24 luglio 2012

Amiat e TRM: si decide. Intervista a Marco Grimaldi

Pierluigi Ubezio – E’ iniziata ieri sera la discussione sulla cessione a privati di parte della “filiera ambientale”, ovvero della gestione e smaltimento dei rifiuti. Concretamente, si tratta di alcune quote di Amiat S.p.A, che raccoglie e differenzia i rifiuti cittadini, e di Trm S.p.A., a cui è stata affidata la realizzazione di un termovalorizzatore per lo smaltimento dei rifiuti indifferenziati. La discussione, avviata a novembre scorso, dovrebbe arrivare a conclusione domani.

Ne parliamo con Marco Grimaldi, Consigliere Comunale nonchè Presidente della Commissione Ambiente.

“L’obbiettivo di fondo, ipotizzando scenari comunque futuri, è quello di avere una filiera unica che in tutta la provincia veda un solo organismo preposto alla gestione del ciclo integrato dei rifiuti: così facendo, avremmo un’azienda forte e capace di mettere in campo investimenti molto importanti nel settore ambientale”
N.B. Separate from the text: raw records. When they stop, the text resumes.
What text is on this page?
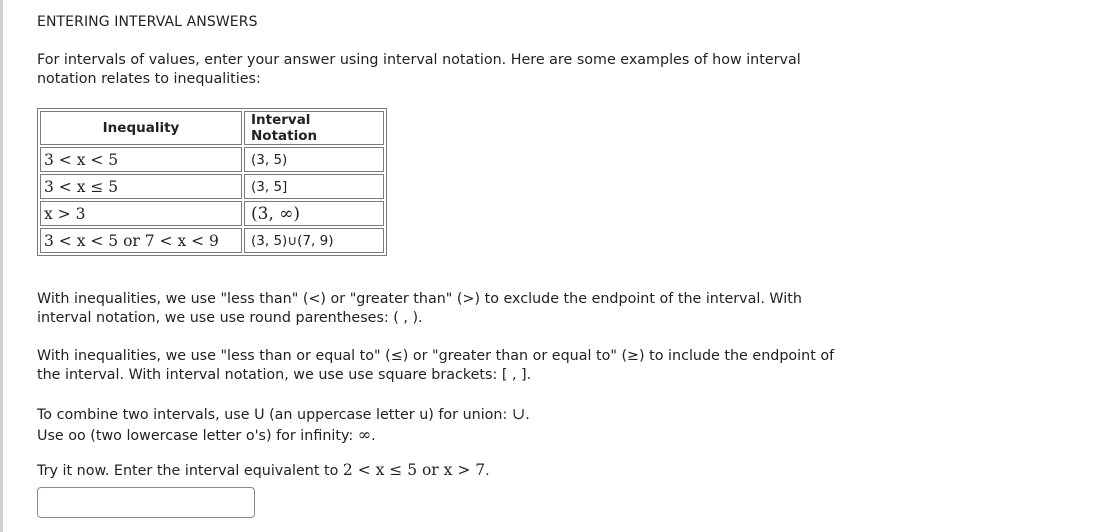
ENTERING INTERVAL ANSWERS

For intervals of values, enter your answer using interval notation. Here are some examples of how interval notation relates to inequalities:

Inequality	Interval Notation
3 < x < 5	(3, 5)
3 < x ≤ 5	(3, 5]
x > 3	(3, ∞)
3 < x < 5 or 7 < x < 9	(3, 5)∪(7, 9)

With inequalities, we use "less than" (<) or "greater than" (>) to exclude the endpoint of the interval. With interval notation, we use use round parentheses: ( , ).

With inequalities, we use "less than or equal to" (≤) or "greater than or equal to" (≥) to include the endpoint of the interval. With interval notation, we use use square brackets: [ , ].

To combine two intervals, use U (an uppercase letter u) for union: ∪.
Use oo (two lowercase letter o's) for infinity: ∞.

Try it now. Enter the interval equivalent to 2 < x ≤ 5 or x > 7.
E la questione delle quote TRM? 49% come proponete voi di SEL o 80% come intende fare il Sindaco Fassino che ha ancora precisato: “La cessione dell’80% Trm è un obiettivo imprescindibile per rientrare nel Patto di stabilità e rispettare l’impegno per la ricapitalizzazione di Trm, evitando così di mettere in discussione la filiera ambientale, rischiando un’emergenza rifiuti”.

Il rientro nel patto di stabilità è obbiettivamente imprescindibile: se non raggiungessimo quell’obbiettivo la città si troverebbe a dover pagare cifre insostenibili e tutti i cittadini ne pagherebbero le conseguenze: non vogliamo certamente che si debba tagliare sui servizi al cittadino. Certo, stiamo cercando comunque di trovare una formula che consenta al Comune di cedere solo il 49% a valori inalterati: vedremo nelle prossime ore. 

E per quanto riguarda le cooperative sociali? 

“Tutti gli operatori del sociale che hanno contribuito al buon esito dell’innalzamento della raccolta differenziata avranno la possibilità di contribuire con il loro know how, quindi possiamo parlare di un successo, poichè non solo la collaborazione è confermata, cosa che non era affatto scontata, ma  siamo riusciti a rendere il ruolo delle cooperative ben più organico: non si tratta più di una clausola sociale, ma di un vero modello partecipativo che in futuro potrà dare ottimi frutti.

Quindi, riasumendo, cosa si è ottenuto?

Abbiamo ottenuto che il contratto di servizio predisposto dagli uffici venisse migliorato con la valorizzazione dell’offerta tecnica in relazione a un maggior tasso di ricambio dei mezzi Amiat e allo sviluppo della raccolta differenziata e del “porta a porta”.

Ci sono la previsione di investimenti in comunicazione, concertati con il socio pubblico e la disponibilità a realizzare impianti di trattamento della differenziata, infine l’aumento delle prerogative del presidente (di nomina pubblica), soprattutto in relazione al perseguimento dell’interesse e della salute pubblica, del controllo ambientale e degli adempimenti antimafia.

Noi abbiamo operato nella prospettiva della cessione del solo 49% delle quote, e diciamo alla Giunta che ci sarebbe ancora il tempo per accogliere questa richiesta.